I do not consider myself entrepreneurial and I have a strong level of admiration for those who are. It is the small business owners who drive the prosperity of nations.

Whilst this website will be considered ‘self-help’, I do not consider myself to be a ‘guru’.

I do however have 3 aptitudes which have proven to be highly beneficial to those whom I serve, being:

  1. I am a ‘contrarian’ by nature.
  2. I have a strong tendency to be ‘skeptical’ of the motivations of others.
  3. I have a passion for ‘strategy’.

These aptitudes have also given me cause to observe and reflect upon the financial and political systems across my home country and the West generally.  

Even the most rudimentary examinations of our monetary, taxation and superannuation / pension systems are enough to conclude that the future for the ‘working class’ is looking disconcerting. 

Add to this an ever expanding bureaucracy, regulation, compliance overburden and generally poor government budgeting – then the financial future of the ‘middle-class’ is a matter of concern too. 

Fortunately I am not the only one who is concerned and doing something about it. There are others out there openly critical of the politicians, bankers, advisers and educators who they claim have been perpetuating a financial mistruths for 3 generations. I hope to be able to highlight their arguments here, at this site, over the coming months.

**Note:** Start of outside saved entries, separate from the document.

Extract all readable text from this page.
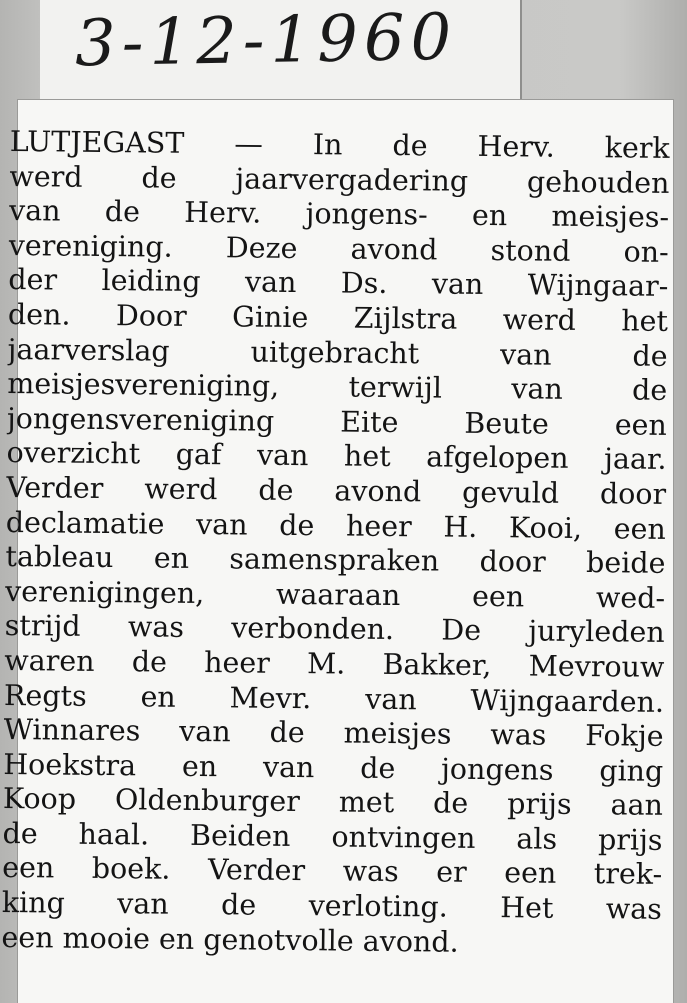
3-12-1960
LUTJEGAST — In de Herv. kerk
werd de jaarvergadering gehouden
van de Herv. jongens- en meisjes-
vereniging. Deze avond stond on-
der leiding van Ds. van Wijngaar-
den. Door Ginie Zijlstra werd het
jaarverslag uitgebracht van de
meisjesvereniging, terwijl van de
jongensvereniging Eite Beute een
overzicht gaf van het afgelopen jaar.
Verder werd de avond gevuld door
declamatie van de heer H. Kooi, een
tableau en samenspraken door beide
verenigingen, waaraan een wed-
strijd was verbonden. De juryleden
waren de heer M. Bakker, Mevrouw
Regts en Mevr. van Wijngaarden.
Winnares van de meisjes was Fokje
Hoekstra en van de jongens ging
Koop Oldenburger met de prijs aan
de haal. Beiden ontvingen als prijs
een boek. Verder was er een trek-
king van de verloting. Het was
een mooie en genotvolle avond.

Historically the outcome of poor financial systems is devastating. Homelessness. Hyper-inflation, which could make pension and savings accounts worthless. Starvation. A general inability to trade and conduct any type of business.

Regardless of the above, I believe there is much you can do as an individual to protect your financial position and even opportunities to avail ourselves of.  There is also much we can do together through the advocacy for sound monetary systems, along with sensible and conservative government budgeting.

It all starts however with your financial ‘re-education’. In other words your ‘Financial Awakening.’

I hope that you will join me on this journey.